Macro table_enum

Source
table_enum!() { /* proc-macro */ }
Expand description

Creates a table-like enum.

§Example:

use table_enum::table_enum;

table_enum! {
    enum BinaryOp(text: &'static str, precedence: i32, right_assoc: bool) {
        Add("+", 10, false),
        Sub("-", 10, false),
        Mul("*", 20, false),
        Div("/", 20, false),
        Pow("**", 30, true),
        ...
    }
}

fn example() {
  println!("{}", BinaryOp.Add.text());
}

There are three convenience attributes that can be added for each field:

use table_enum::table_enum;

table_enum! {
    enum BinaryOp(#[constructor] text: &'static str, #[option] precedence: i32, #[default] right_assoc: bool) {
        Add("+", _, _),
        Sub("-", _, _),
        Mul("*", 20, _),
        Div("/", 20, _),
        Pow("**", 30, true),
        ...
    }
}

The #[option] convenience attribute lets you write the values directly but wraps them implicitly into Some(value). If instead of a value you write _, it becomes None. The return type when you invoke that field’s getter is also changed to Option<FieldType>.

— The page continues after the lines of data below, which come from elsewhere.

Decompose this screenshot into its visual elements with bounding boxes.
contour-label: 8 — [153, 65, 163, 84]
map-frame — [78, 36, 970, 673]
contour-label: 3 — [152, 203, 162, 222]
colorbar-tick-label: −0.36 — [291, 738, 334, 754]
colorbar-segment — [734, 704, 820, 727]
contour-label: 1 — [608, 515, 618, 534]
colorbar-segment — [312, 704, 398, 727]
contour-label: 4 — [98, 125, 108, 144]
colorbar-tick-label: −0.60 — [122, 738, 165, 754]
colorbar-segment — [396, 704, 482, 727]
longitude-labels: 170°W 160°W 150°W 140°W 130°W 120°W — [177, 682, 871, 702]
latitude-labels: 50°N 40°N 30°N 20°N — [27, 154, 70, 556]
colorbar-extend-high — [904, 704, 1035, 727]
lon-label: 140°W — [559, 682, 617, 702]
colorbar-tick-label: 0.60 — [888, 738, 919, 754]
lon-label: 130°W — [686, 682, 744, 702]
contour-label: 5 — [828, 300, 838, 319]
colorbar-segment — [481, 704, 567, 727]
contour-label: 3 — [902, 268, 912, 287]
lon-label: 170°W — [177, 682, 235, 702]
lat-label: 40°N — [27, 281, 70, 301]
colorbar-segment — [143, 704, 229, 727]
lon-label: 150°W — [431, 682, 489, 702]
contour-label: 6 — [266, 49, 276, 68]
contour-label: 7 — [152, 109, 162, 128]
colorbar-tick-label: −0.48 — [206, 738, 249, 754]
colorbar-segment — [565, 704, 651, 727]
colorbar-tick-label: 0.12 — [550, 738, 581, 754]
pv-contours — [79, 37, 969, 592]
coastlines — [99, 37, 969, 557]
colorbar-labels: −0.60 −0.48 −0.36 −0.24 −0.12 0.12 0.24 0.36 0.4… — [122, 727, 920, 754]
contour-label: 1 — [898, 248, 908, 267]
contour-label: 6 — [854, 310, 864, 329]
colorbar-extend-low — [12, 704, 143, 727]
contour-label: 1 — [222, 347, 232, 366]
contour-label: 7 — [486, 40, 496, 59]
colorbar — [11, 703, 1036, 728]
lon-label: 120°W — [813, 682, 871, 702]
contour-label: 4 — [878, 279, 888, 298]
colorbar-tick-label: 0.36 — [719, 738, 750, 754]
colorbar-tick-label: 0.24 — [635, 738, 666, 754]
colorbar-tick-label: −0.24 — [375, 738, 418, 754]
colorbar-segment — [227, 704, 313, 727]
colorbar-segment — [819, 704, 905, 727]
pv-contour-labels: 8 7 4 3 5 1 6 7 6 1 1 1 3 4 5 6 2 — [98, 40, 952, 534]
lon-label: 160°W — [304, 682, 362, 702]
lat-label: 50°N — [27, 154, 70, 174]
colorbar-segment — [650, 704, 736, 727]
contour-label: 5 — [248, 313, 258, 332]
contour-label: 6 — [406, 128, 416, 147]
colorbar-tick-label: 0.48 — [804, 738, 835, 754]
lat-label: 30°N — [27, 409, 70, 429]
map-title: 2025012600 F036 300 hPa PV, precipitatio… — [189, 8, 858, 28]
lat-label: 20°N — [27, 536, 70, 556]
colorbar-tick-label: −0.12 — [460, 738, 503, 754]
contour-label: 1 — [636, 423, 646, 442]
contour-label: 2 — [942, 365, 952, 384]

The #[default] field works the same way but instead of an Option type, _ maps to Default::default(). Because Default::default() is not const fn, neither is the generated function.

The #[constructor] attribute allows generation of the constructor (called new) that takes a value of the field’s type and returns Option No more than one field can have this attribute. All values of this field must be different.